企業業績が回復し、統計上は長い好景気が続いているのだそうだが、あまり実感がないと言われる。個人の所得には反映されていないからである。どこの企業もリストラで人件費削減を図ったことによる、つまり社員を犠牲にしての企業業績回復なのである。少なくなったメンバーで以前と同じかそれ以上の仕事をしなくてはならない。それでいて経費削減のため残業はするなという。できないのはお前の能力不足だ、いやなら辞めろ、と言われる。結局、サービス残業、休日出勤、残務の家への持ち帰りということになる。仕事に縛られる時間は激増しても手取り収入は横ばいか減少である。まともな神経の持ち主なら、気分が落ち込んで当たり前である。有名大企業に勤めている人たちが次々と精神科外来を訪れている。業績・成果ばかりを追求する社会になって、人々の心身の健康が損なわれ、医療費も余分にかかる、というのは本末転倒である。日本もアメリカ流で企業の合併・買収が盛んになってきたが、会社は株主や経営者のためだけにあるものではない。会社で働く人々のためでもあることを忘れてはならない。

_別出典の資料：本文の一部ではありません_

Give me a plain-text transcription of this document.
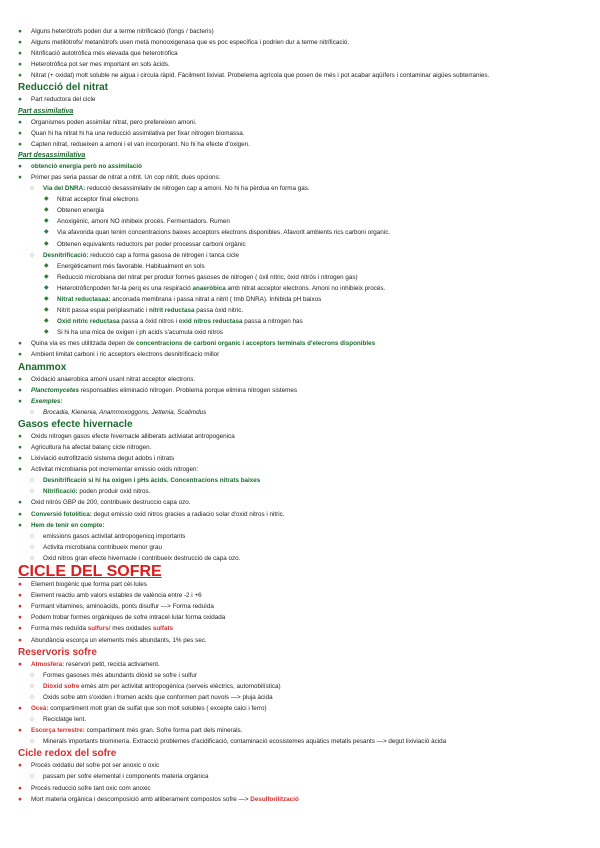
● Alguns heteròtrofs poden dur a terme nitrificació (fongs / bacteris)
● Alguns metilòtrofs/ metanòtrofs usen metà monooxigenasa que es poc específica i podrien dur a terme nitrificació.
● Nitrificació autotròfica més elevada que heterotròfica
● Heterotròfica pot ser mes important en sols àcids.
● Nitrat (+ oxidat) molt soluble ne aigua i circula ràpid. Fàcilment lixiviat. Probelema agrícola que posen de més i pot acabar aqüífers i contaminar aigües subterranies.
Reducció del nitrat
● Part reductora del cicle
Part assimilativa
● Organismes poden assimilar nitrat, pero prefereixen amoni.
● Quan hi ha nitrat hi ha una reducció assimilativa per fixar nitrogen biomassa.
● Capten nitrat, redueixen a amoni i el van incorporant. No hi ha efecte d'oxigen.
Part desassimilativa
● obtenció energia però no assimilació
● Primer pas seria passar de nitrat a nitrit. Un cop nitrit, dues opcions:
○ Via del DNRA: reducció desassimilativ de nitrogen cap a amoni. No hi ha pèrdua en forma gas.
◆ Nitrat acceptor final electrons
◆ Obtenen energia
◆ Anoxigènic, amoni NO inhibeix procés. Fermentadors. Rumen
◆ Via afavorida quan tenim concentracions baixes acceptors electrons disponibles. Afavorit ambients rics carboni organic.
◆ Obtenen equivalents reductors per poder processar carboni orgànic
○ Desnitrificació: reducció cap a forma gasosa de nitrogen i tanca cicle
◆ Energèticament més favorable. Habitualment en sols
◆ Reducció microbiana del nitrat per produir formes gasoses de nitrogen ( òxil nítric, òxid nitrós i nitrogen gas)
◆ Heterotròficnpoden fer-la perq es una respiració anaeròbica amb nitrat acceptor electrons. Amoni no inhibieix procés.
◆ Nitrat reductasaa: anconada membrana i passa nitrat a nitrit ( tmb DNRA). Inhibida pH baixos
◆ Nitrit passa espai periplasmatic i nitrit reductasa passa òxid nitric.
◆ Oxid nítric reductasa passa a òxid nitros i oxid nitros reductasa passa a nitrogen has
◆ Si hi ha una mica de oxigen i ph acids s'acumula oxid nitros
● Quina via es mes utilitzada depen de concentracions de carboni organic i acceptors terminals d'elecrons disponibles
● Ambient limitat carboni i ric acceptors electrons desnitrificacio millor
Anammox
● Oxidació anaerobica amoni usant nitrat acceptor electrons.
● Planctomycetes responsables eliminació nitrogen. Problema porque elimina nitrogen sistemes
● Exemples:
○ Brocadia, Kienenia, Anammoxoggons, Jettenia, Scalimdus
Gasos efecte hivernacle
● Oxids nitrogen gasos efecte hivernacle alliberats activiatat antropogenica
● Agricultura ha afectat balanç cicle nitrogen.
● Lixiviació eutrofització sistema degut adobs i nitrats
● Activitat microbiania pot incrementar emissio oxids nitrogen:
○ Desnitrificació si hi ha oxigen i pHs àcids. Concentracions nitrats baixes
○ Nitrificació: poden produir oxid nitros.
● Oxid nitrós GBP de 200, contribueix destruccio capa ozo.
● Conversió fotolítica: degut emissio oxid nitros gracies a radiacio solar d'oxid nitros i nitric.
● Hem de tenir en compte:
○ emissions gasos activitat antropogenicq importants
○ Activita microbiana contribueix menor grau
○ Oxid nitros gran efecte hivernacle i contribueix destrucció de capa ozo.
CICLE DEL SOFRE
● Element biogènic que forma part cèl·lules
● Element reactiu amb valors estables de valència entre -2 i +6
● Formant vitamines, aminoàcids, ponts disulfur —> Forma reduïda
● Podem trobar formes orgàniques de sofre intracel·lular forma oxidada
● Forma més reduïda sulfurs/ mes oxidades sulfats
● Abundància escorça un elements més abundants, 1% pes sec.
Reservoris sofre
● Atmosfera: reservori petit, recicla activament.
○ Formes gasoses més abundants diòxid se sofre i sulfur
○ Diòxid sofre emès atm per activitat antropogènica (serveis elèctrics, automobilística)
○ Oxids sofre atm s'oxiden i fromen acids que conformen part nuvols —> pluja àcida
● Oceà: compartiment molt gran de sulfat que son molt solubles ( excepte calci i ferro)
○ Reciclatge lent.
● Escorça terrestre: compartiment més gran. Sofre forma part dels minerals.
○ Minerals importants biominería. Extracció problemes d'acidificació, contaminació ecosistemes aquàtics metalls pesants —> degut lixiviació àcida
Cicle redox del sofre
● Procés oxidatiu del sofre pot ser anoxic o oxic
○ passam per sofre elemental i components materia orgànica
● Procés reducció sofre tant oxic com anoxic
● Mort materia orgànica i descomposició amb alliberament compostos sofre —> Desulforilització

こういう生きづらい社会でやっていくにはどうしたらいいだろうか。高校生時代に聞いた「フォークの神様」岡林信康の歌「くそくらえ節」の歌詞に「金で買われた奴隷だけれどこころは俺のもの」とあったのを思い出す。

2006年11月 3日 (金)

神経質礼賛 121.風邪は気の緩みから?

 仕事柄、人と向かい合って話をする時間が長いこともあり、風邪をひいた患者さんと話をしているうちに自分も風邪をもらってしまうことがある。情けない話だが年3、4回は風邪をひいているような気がする。私の場合、もともと鼻アレルギーがあって、風邪の時には一日以上激しい水様鼻汁が続くことになる。鼻水タラタラでは仕事にならない。内科医や外科医ならばマスクをしてもおかしくないが、精神科医がマスクをしたら商売あがったりである。ひき始めたかなと思ったら、早めに葛根湯を飲み、消毒薬でうがいする。それでもダメならやむなく抗ヒスタミン剤を服用する。巷で緊張していると風邪をひかないというが、私も風邪をひくのは仕事のヤマを越えて気が緩んだ時やたまの2連休の時が多いようにも思う。

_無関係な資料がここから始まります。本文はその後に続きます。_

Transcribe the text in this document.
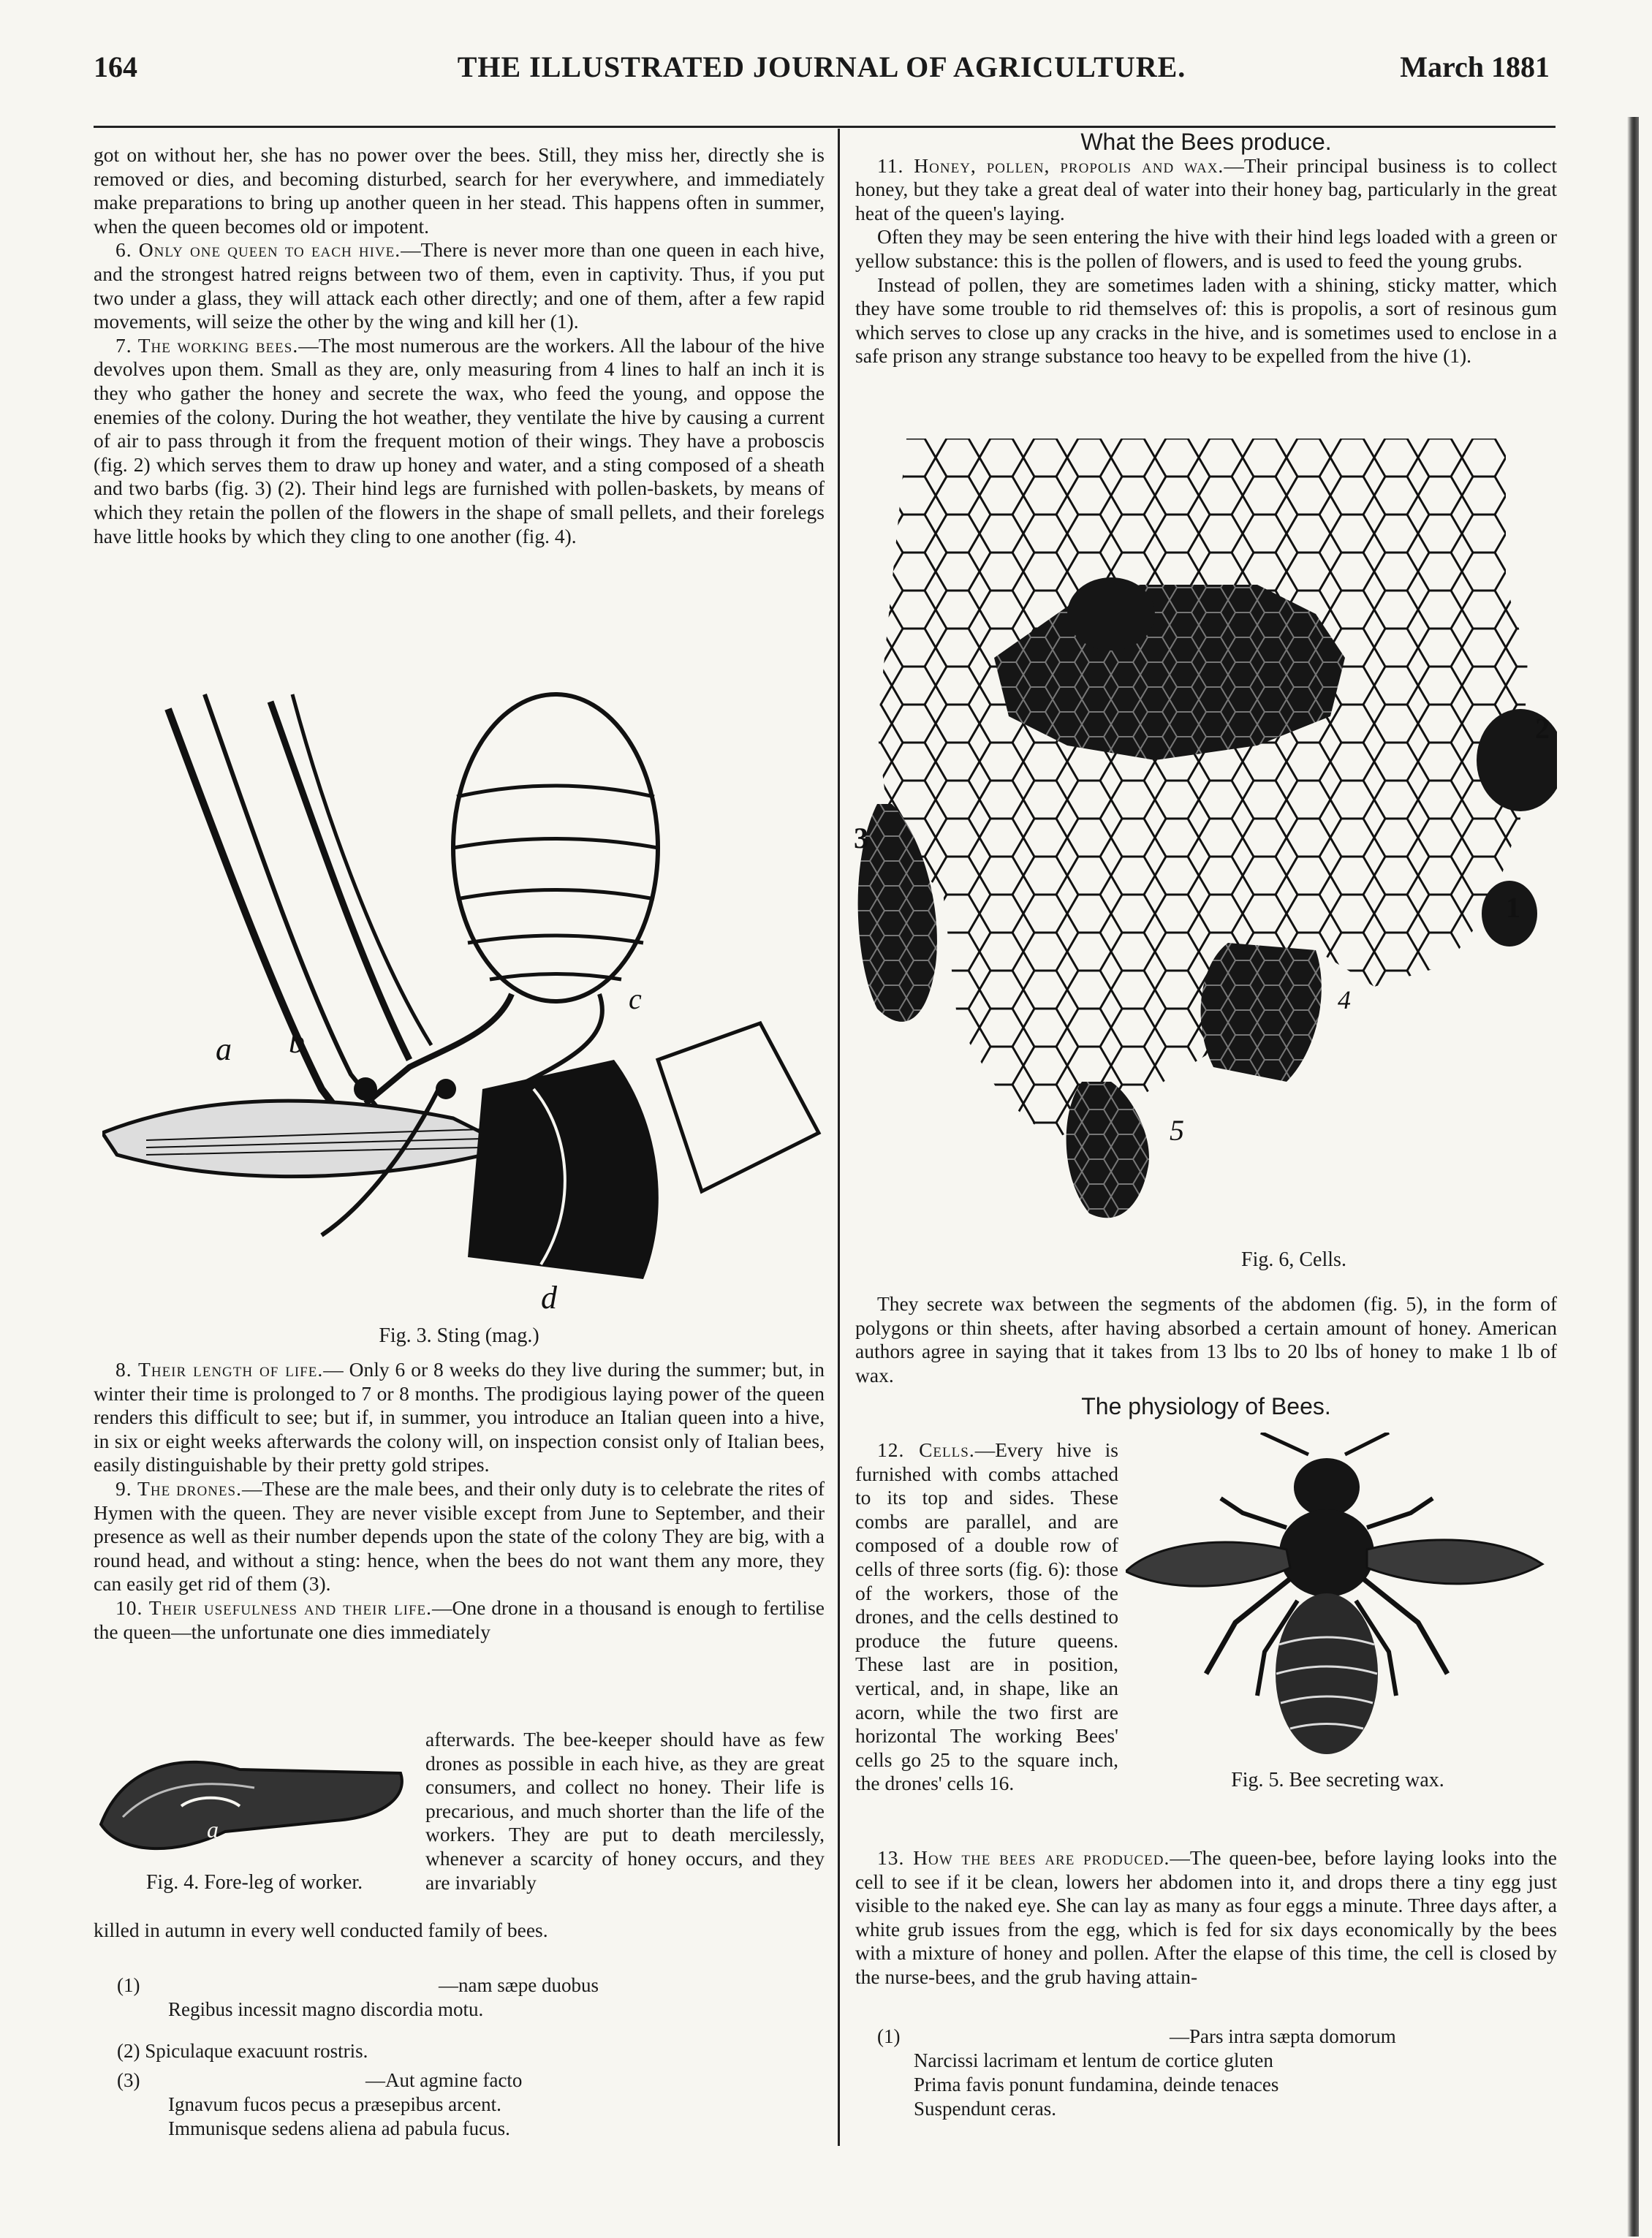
164	THE ILLUSTRATED JOURNAL OF AGRICULTURE.	March 1881

got on without her, she has no power over the bees. Still, they miss her, directly she is removed or dies, and becoming disturbed, search for her everywhere, and immediately make preparations to bring up another queen in her stead. This happens often in summer, when the queen becomes old or impotent.

6. Only one queen to each hive.—There is never more than one queen in each hive, and the strongest hatred reigns between two of them, even in captivity. Thus, if you put two under a glass, they will attack each other directly; and one of them, after a few rapid movements, will seize the other by the wing and kill her (1).

7. The working bees.—The most numerous are the workers. All the labour of the hive devolves upon them. Small as they are, only measuring from 4 lines to half an inch it is they who gather the honey and secrete the wax, who feed the young, and oppose the enemies of the colony. During the hot weather, they ventilate the hive by causing a current of air to pass through it from the frequent motion of their wings. They have a proboscis (fig. 2) which serves them to draw up honey and water, and a sting composed of a sheath and two barbs (fig. 3) (2). Their hind legs are furnished with pollen-baskets, by means of which they retain the pollen of the flowers in the shape of small pellets, and their forelegs have little hooks by which they cling to one another (fig. 4).

a b
c
d
Fig. 3. Sting (mag.)

8. Their length of life.— Only 6 or 8 weeks do they live during the summer; but, in winter their time is prolonged to 7 or 8 months. The prodigious laying power of the queen renders this difficult to see; but if, in summer, you introduce an Italian queen into a hive, in six or eight weeks afterwards the colony will, on inspection consist only of Italian bees, easily distinguishable by their pretty gold stripes.

9. The drones.—These are the male bees, and their only duty is to celebrate the rites of Hymen with the queen. They are never visible except from June to September, and their presence as well as their number depends upon the state of the colony They are big, with a round head, and without a sting: hence, when the bees do not want them any more, they can easily get rid of them (3).

10. Their usefulness and their life.—One drone in a thousand is enough to fertilise the queen—the unfortunate one dies immediately

a
Fig. 4. Fore-leg of worker.

afterwards. The bee-keeper should have as few drones as possible in each hive, as they are great consumers, and collect no honey. Their life is precarious, and much shorter than the life of the workers. They are put to death mercilessly, whenever a scarcity of honey occurs, and they are invariably

killed in autumn in every well conducted family of bees.

(1)	—nam sæpe duobus
Regibus incessit magno discordia motu.
(2) Spiculaque exacuunt rostris.
(3)	—Aut agmine facto
Ignavum fucos pecus a præsepibus arcent.
Immunisque sedens aliena ad pabula fucus.
What the Bees produce.

11. Honey, pollen, propolis and wax.—Their principal business is to collect honey, but they take a great deal of water into their honey bag, particularly in the great heat of the queen's laying.

Often they may be seen entering the hive with their hind legs loaded with a green or yellow substance: this is the pollen of flowers, and is used to feed the young grubs.

Instead of pollen, they are sometimes laden with a shining, sticky matter, which they have some trouble to rid themselves of: this is propolis, a sort of resinous gum which serves to close up any cracks in the hive, and is sometimes used to enclose in a safe prison any strange substance too heavy to be expelled from the hive (1).

1
2
3
4
5
Fig. 6, Cells.

They secrete wax between the segments of the abdomen (fig. 5), in the form of polygons or thin sheets, after having absorbed a certain amount of honey. American authors agree in saying that it takes from 13 lbs to 20 lbs of honey to make 1 lb of wax.

The physiology of Bees.

12. Cells.—Every hive is furnished with combs attached to its top and sides. These combs are parallel, and are composed of a double row of cells of three sorts (fig. 6): those of the workers, those of the drones, and the cells destined to produce the future queens. These last are in position, vertical, and, in shape, like an acorn, while the two first are horizontal The working Bees' cells go 25 to the square inch, the drones' cells 16.	Fig. 5. Bee secreting wax.

13. How the bees are produced.—The queen-bee, before laying looks into the cell to see if it be clean, lowers her abdomen into it, and drops there a tiny egg just visible to the naked eye. She can lay as many as four eggs a minute. Three days after, a white grub issues from the egg, which is fed for six days economically by the bees with a mixture of honey and pollen. After the elapse of this time, the cell is closed by the nurse-bees, and the grub having attain-

(1)	—Pars intra sæpta domorum
Narcissi lacrimam et lentum de cortice gluten
Prima favis ponunt fundamina, deinde tenaces
Suspendunt ceras.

森田正馬先生は(神経質が)全治した人は、誰も不思議と風邪をひかないようになる、という話題の中で、「風邪をひくのも魔がさすのも、必ず常に気の緩んだ時で、周囲の事情とこれに対する自分の反応が、適応性を失った時に起こるものである。周囲と自分との釣り合いが取れていれば、必ずそんなシクジリは起こらない」(白揚社:森田正馬全集第5巻p.59)と述べておられる。「生の欲望」に沿って常に仕事をみつけて行動していれば風邪をひかなくなるのかもしれない。私の場合は、時々四分休符のつもりが二分休符や全休符に伸びてしまうのがいけないのだろう。とはいえ、やはり時には気を緩めて休みたくなるのが人情である。

緊張すると風邪をひかないというのはあながち迷信ではない。緊張していると交感神経が優位となり、リンパ球の活動が抑えられるので、風邪症状が起こりにくくなる、と考えられている。